В белую от пены воду вошла она красиво и стремительной торпедой поплыла к горизонту, легко пробивая головой высокие тугие гребни, однако обратно вернуться не смогла, кипящее море не пустило на берег. Мастер спорта по плаванию стала захлёбываться, однако из гордости не пожелала звать на помощь.

Люди столпились на пляже, однако никто не решался войти в воду.

– Вот дура, говорили же ей!

– Смотрите, она теряет последние силы…

– Спасатели, как нарочно, куда-то подевались.

– Да она сама виновата!

Отец пробежал по бетонному волнорезу в тот момент, когда по нему только что прокатилась огромная волна, а другая, не менее высокая, была ещё только на подходе, и, вытянув над головой сложенные замком ладони, нырнул в бурлящий водоворот. Все затаили дыхание. Мне очень хотелось плакать, и я закусил губу, чтобы не зареветь.
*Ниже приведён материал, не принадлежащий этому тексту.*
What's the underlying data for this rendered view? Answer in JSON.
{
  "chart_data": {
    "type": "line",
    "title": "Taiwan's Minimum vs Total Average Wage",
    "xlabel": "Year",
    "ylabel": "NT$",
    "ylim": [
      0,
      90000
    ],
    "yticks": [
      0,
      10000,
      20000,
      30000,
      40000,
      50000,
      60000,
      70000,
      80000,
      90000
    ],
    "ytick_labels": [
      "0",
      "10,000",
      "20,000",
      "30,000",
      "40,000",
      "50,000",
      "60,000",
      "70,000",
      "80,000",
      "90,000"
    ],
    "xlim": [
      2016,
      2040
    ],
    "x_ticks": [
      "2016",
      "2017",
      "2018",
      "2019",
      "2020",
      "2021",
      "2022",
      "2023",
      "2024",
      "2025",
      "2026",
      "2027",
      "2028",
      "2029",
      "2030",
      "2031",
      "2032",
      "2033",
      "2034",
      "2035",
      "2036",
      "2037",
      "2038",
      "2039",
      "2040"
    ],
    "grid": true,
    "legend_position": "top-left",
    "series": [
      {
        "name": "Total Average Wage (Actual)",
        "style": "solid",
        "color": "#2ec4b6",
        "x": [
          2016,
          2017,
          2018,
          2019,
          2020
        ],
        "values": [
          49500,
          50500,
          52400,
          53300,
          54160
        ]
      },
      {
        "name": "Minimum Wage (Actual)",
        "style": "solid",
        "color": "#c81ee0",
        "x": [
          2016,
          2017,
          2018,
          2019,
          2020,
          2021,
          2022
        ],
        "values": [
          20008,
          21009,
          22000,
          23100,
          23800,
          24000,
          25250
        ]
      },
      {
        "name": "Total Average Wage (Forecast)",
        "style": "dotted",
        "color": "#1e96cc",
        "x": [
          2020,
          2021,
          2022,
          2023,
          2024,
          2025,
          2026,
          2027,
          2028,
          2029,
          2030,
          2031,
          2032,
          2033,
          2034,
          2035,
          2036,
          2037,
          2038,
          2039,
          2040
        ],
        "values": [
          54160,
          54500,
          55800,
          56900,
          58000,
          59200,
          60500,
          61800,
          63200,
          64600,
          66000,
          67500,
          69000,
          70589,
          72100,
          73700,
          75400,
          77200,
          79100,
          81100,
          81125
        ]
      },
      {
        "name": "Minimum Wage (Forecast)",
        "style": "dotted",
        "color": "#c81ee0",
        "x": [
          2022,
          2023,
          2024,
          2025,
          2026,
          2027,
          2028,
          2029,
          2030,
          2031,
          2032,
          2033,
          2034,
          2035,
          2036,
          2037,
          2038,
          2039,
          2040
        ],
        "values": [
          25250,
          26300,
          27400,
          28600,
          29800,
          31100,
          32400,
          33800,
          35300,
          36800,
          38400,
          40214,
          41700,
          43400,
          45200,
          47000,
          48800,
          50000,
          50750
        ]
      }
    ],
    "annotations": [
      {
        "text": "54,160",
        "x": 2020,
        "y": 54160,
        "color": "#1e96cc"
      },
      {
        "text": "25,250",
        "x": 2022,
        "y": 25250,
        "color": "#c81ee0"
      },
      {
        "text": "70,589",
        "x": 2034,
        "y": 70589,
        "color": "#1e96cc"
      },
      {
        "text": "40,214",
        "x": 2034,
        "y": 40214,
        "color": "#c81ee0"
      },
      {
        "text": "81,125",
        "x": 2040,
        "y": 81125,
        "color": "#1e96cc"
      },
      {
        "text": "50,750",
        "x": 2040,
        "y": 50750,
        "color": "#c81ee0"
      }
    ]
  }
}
Через минуту произошло чудо, – огромный гребень вынес отца на берег вместе с незадачливой пловчихой, которую он крепко держал за волосы. Воды она наглоталась прилично.

К счастью, нашёлся врач, пострадавшей сделали искусственное дыхание, привели в чувство, а затем её увезла карета скорой помощи. Позже она написала папе проникновенное письмо, а в тот день я подошёл к самой кромке влажной гальки и, сам не зная почему, стал тихо твердить, глядя на беснующуюся коварную стихию:

– Море, ты всё равно хорошее!

– Верно, Саша, – услышав меня, сказал отец, взял в охапку и поднял над собой, чтобы я мог лучше видеть грозные валы, – море любит, когда с ним разговаривают.

– Ты с ним разговаривал, и оно тебя не утащило?

– Конечно!

Позже он научил меня плавать, и объяснил, что во время шторма следует плыть к берегу не по волнам, а вдоль них, тогда море не будет удерживать, – выбросит на пляж. Его морские уроки я запомнил на всю жизнь.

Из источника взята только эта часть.